Le soir nous la ramenâmes chez elle. Tout en causant, je vis deux pistolets sur sa toilette. «Ah! Ah! dis-je en en prenant un, voici une boîte à mouches de nouvelle fabrique; pourrait-on savoir quel en est l’usage? Je vous connais d’autres armes qui font feu mieux que celles-là». Après quelques plaisanteries sur le même ton, elle nous dit, avec une naïve fierté qui la rendait encore plus charmante: «Quand j’ai des bontés pour des gens que je n’aime point, je leur fais payer l’ennui qu’ils me donnent; rien n’est plus juste: mais en endurant leurs caresses, je ne veux pas endurer leurs insultes, et je ne manquerai pas le premier qui me manquera».

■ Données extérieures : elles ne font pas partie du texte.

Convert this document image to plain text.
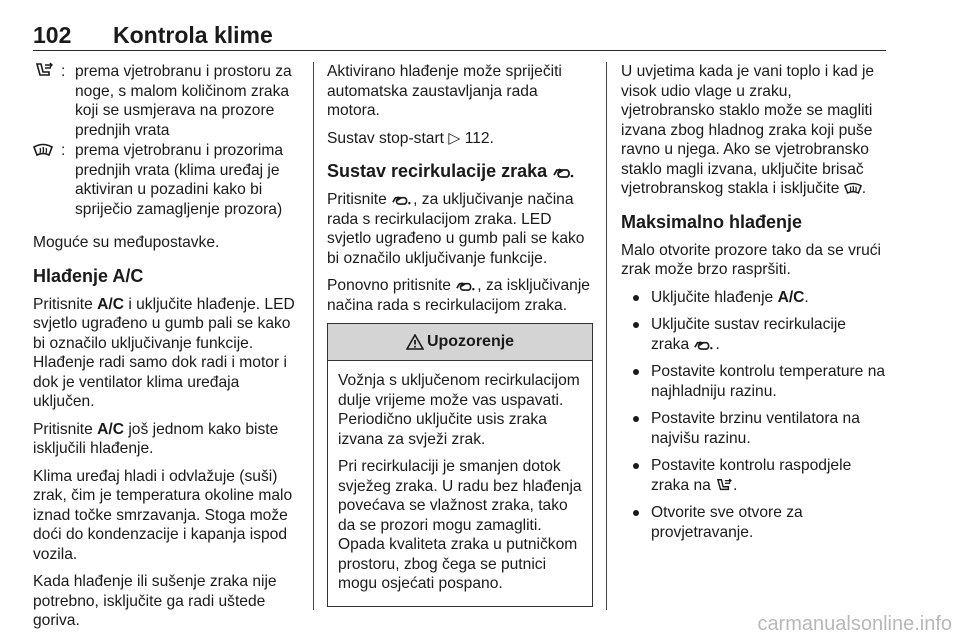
102 Kontrola klime
: prema vjetrobranu i prostoru za noge, s malom količinom zraka koji se usmjerava na prozore prednjih vrata
: prema vjetrobranu i prozorima prednjih vrata (klima uređaj je aktiviran u pozadini kako bi spriječio zamagljenje prozora)

Moguće su međupostavke.

Hlađenje A/C

Pritisnite A/C i uključite hlađenje. LED svjetlo ugrađeno u gumb pali se kako bi označilo uključivanje funkcije. Hlađenje radi samo dok radi i motor i dok je ventilator klima uređaja uključen.

Pritisnite A/C još jednom kako biste isključili hlađenje.

Klima uređaj hladi i odvlažuje (suši) zrak, čim je temperatura okoline malo iznad točke smrzavanja. Stoga može doći do kondenzacije i kapanja ispod vozila.

Kada hlađenje ili sušenje zraka nije potrebno, isključite ga radi uštede goriva.

Aktivirano hlađenje može spriječiti automatska zaustavljanja rada motora.

Sustav stop-start ▷ 112.

Sustav recirkulacije zraka

Pritisnite , za uključivanje načina rada s recirkulacijom zraka. LED svjetlo ugrađeno u gumb pali se kako bi označilo uključivanje funkcije.

Ponovno pritisnite , za isključivanje načina rada s recirkulacijom zraka.

Upozorenje

Vožnja s uključenom recirkulacijom dulje vrijeme može vas uspavati. Periodično uključite usis zraka izvana za svježi zrak.

Pri recirkulaciji je smanjen dotok svježeg zraka. U radu bez hlađenja povećava se vlažnost zraka, tako da se prozori mogu zamagliti. Opada kvaliteta zraka u putničkom prostoru, zbog čega se putnici mogu osjećati pospano.

U uvjetima kada je vani toplo i kad je visok udio vlage u zraku, vjetrobransko staklo može se magliti izvana zbog hladnog zraka koji puše ravno u njega. Ako se vjetrobransko staklo magli izvana, uključite brisač vjetrobranskog stakla i isključite .

Maksimalno hlađenje

Malo otvorite prozore tako da se vrući zrak može brzo raspršiti.

Uključite hlađenje A/C.
Uključite sustav recirkulacije zraka .
Postavite kontrolu temperature na najhladniju razinu.
Postavite brzinu ventilatora na najvišu razinu.
Postavite kontrolu raspodjele zraka na .
Otvorite sve otvore za provjetravanje.
carmanualsonline.info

En la quittant j’avais pris son heure pour le lendemain. Je ne la fis pas attendre. Je la trouvai in vestito di confidenza, dans un déshabillé plus que galant, qu’on ne connaît que dans les pays méridionaux, et que je ne m’amuserai pas à décrire, quoique je me le rappelle trop bien. Je dirai seulement que ses manchettes et son tour de gorge étaient bordés d’un fil de soie garni de pompons couleur de rose. Cela me parut animer fort une belle peau. Je vis ensuite que c’était la mode à Venise; et l’effet en est si charmant, que je suis surpris que cette mode n’ait jamais passé en France. Je n’avais point d’idée des voluptés qui m’attendaient. J’ai parlé de Mme de Larnage, dans les transports que son souvenir me rend quelquefois encore; mais qu’elle était vieille, et laide, et froide auprès de ma Zulietta! Ne tâchez pas d’imaginer les charmes et les grâces de cette fille enchanteresse, vous resteriez trop loin de la vérité. Les jeunes vierges des cloîtres sont moins fraîches, les beautés du sérail sont moins vives, les houris du paradis sont moins piquantes. Jamais si douce jouissance ne s’offrit au cœur et aux sens d’un mortel. Ah! du moins, si je l’avais su goûter pleine et entière un seul moment!… Je la goûtai, mais sans charme. J’en émoussai toutes les délices, je les tuai comme à plaisir. Non, la nature ne m’a point fait pour jouir. Elle a mis dans ma mauvaise tête le poison de ce bonheur ineffable dont elle a mis l’appétit dans mon cœur.
S’il est une circonstance de ma vie qui peigne bien mon naturel, c’est celle que je vais raconter. La force avec laquelle je me rappelle en ce moment l’objet de mon livre me fera mépriser ici la fausse bienséance qui m’empêcherait de le remplir. Qui que vous soyez, qui voulez connaître un homme, oser lire les deux ou trois pages qui suivent; vous allez connaître à plein J.-J. Rousseau.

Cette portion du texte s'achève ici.